Modern Woordenboek

Jozef Verschueren (1930)

Gepubliceerd op 30-06-2020

Karel de Grote

betekenis & definitie

Frankisch koning ( ➝ Karolingers), ° 742, 768 koning, 771 bij de dood van zijn broeder Karloman, ook van diens rijkshelft, vernietigde 774 het Langobardenrijk, onderwierp 772-804 de Saksen; ondernam 778 een veldtocht tegen de Arabieren (Omajaden) in Spanje, waarbij zijn achterhoede werd verslagen en Roeland sneuvelde; hief 788 het hertogdom Beieren op, verwoestte 796 het Rijk der Avaren en streed met goed gevolg tegen de Slavische volken in het oosten en de Denen in het noorden. Heer over bijna geheel West-Europa liet hij zich 25 dec. 800 te Rome door paus Leo III tot Rooms Keizer kronen en herstelde hierdoor het Westromeinse keizerschap.
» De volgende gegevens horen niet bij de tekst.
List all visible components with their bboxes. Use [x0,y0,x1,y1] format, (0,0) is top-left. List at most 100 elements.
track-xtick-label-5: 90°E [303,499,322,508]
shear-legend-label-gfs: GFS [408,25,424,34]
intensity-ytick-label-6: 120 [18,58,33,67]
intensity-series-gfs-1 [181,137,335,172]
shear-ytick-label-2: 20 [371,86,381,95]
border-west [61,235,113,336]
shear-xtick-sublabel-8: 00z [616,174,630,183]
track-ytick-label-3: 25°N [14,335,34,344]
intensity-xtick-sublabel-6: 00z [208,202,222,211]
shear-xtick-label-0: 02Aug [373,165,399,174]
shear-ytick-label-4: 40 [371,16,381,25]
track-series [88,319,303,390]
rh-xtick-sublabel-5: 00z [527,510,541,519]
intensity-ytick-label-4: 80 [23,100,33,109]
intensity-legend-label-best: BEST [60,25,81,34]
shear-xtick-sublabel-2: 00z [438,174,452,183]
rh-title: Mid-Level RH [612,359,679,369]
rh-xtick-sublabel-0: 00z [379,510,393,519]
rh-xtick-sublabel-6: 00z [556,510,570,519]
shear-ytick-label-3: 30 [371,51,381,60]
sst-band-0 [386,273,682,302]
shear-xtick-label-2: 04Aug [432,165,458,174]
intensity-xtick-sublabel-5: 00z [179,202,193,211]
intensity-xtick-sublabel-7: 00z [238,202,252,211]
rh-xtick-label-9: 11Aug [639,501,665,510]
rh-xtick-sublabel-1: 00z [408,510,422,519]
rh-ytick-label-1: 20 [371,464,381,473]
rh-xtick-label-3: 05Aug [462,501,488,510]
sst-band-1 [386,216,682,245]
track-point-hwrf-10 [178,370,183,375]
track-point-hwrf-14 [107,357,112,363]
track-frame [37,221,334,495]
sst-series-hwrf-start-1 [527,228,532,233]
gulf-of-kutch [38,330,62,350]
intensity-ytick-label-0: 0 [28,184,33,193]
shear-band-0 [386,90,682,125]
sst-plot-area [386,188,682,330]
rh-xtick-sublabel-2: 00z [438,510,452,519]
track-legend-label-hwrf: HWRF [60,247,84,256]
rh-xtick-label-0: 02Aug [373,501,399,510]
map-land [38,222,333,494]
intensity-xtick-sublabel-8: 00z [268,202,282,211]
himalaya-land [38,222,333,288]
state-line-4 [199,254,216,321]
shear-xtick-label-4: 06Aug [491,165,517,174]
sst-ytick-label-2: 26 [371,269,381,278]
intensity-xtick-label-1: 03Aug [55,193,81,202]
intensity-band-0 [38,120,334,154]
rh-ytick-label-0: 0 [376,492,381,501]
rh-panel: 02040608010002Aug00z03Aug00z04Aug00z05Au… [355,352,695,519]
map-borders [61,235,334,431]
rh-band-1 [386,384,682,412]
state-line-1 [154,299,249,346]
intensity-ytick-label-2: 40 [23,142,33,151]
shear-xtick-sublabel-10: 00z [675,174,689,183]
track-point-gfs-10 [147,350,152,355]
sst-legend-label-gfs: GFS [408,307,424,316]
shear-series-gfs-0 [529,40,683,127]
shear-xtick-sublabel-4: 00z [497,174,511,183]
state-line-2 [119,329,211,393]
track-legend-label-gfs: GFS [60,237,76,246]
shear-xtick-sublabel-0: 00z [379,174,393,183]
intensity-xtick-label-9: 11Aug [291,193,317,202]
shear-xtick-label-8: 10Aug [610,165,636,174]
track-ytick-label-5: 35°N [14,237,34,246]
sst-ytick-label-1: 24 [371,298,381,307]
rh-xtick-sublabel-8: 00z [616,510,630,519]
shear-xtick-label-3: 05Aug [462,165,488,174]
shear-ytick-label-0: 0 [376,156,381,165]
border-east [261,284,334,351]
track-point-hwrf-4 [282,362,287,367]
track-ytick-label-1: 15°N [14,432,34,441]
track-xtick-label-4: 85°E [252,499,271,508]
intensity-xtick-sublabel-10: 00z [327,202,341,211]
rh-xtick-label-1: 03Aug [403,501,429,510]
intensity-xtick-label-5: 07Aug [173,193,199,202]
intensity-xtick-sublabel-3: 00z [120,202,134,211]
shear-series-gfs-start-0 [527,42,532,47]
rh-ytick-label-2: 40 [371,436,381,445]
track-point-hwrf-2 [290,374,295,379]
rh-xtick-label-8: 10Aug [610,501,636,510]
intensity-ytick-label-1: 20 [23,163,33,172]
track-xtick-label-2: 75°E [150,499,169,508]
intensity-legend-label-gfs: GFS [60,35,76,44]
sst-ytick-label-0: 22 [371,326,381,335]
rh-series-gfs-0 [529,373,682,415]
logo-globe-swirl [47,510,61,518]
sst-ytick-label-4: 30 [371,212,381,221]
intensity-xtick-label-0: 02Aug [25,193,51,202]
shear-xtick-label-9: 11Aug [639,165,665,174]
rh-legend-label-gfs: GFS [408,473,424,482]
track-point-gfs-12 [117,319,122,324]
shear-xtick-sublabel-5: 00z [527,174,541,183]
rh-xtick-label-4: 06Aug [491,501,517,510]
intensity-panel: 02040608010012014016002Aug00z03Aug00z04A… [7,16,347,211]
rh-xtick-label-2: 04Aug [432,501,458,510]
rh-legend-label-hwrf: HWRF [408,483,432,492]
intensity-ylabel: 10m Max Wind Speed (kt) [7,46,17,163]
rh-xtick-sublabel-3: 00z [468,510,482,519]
Hij overleed 814 en werd begraven in zijn residentiestad Aken. Door zijn talrijke wetten (Kapitulariën), de rijksdagen (Meivelden), het zenden van afgezanten (Missi dominici, zendgraven) naar de gouwgraven, zorgde hij voor de veiligheid en de welvaart van zijn onderdanen. Beschermer van de godsdienst, stichtte hij bisdommen, kloosters en scholen; voorstander der wetenschap, riep hij geleerde mannen aan zijn hof o. a. Alcuinus, Paulus Diaconus en Eginhard, zijn bouwmeester en biograaf. Hij deed ook de alleroudste liederen over de daden en oorlogen der vroegere koningen verzamelen en optekenen.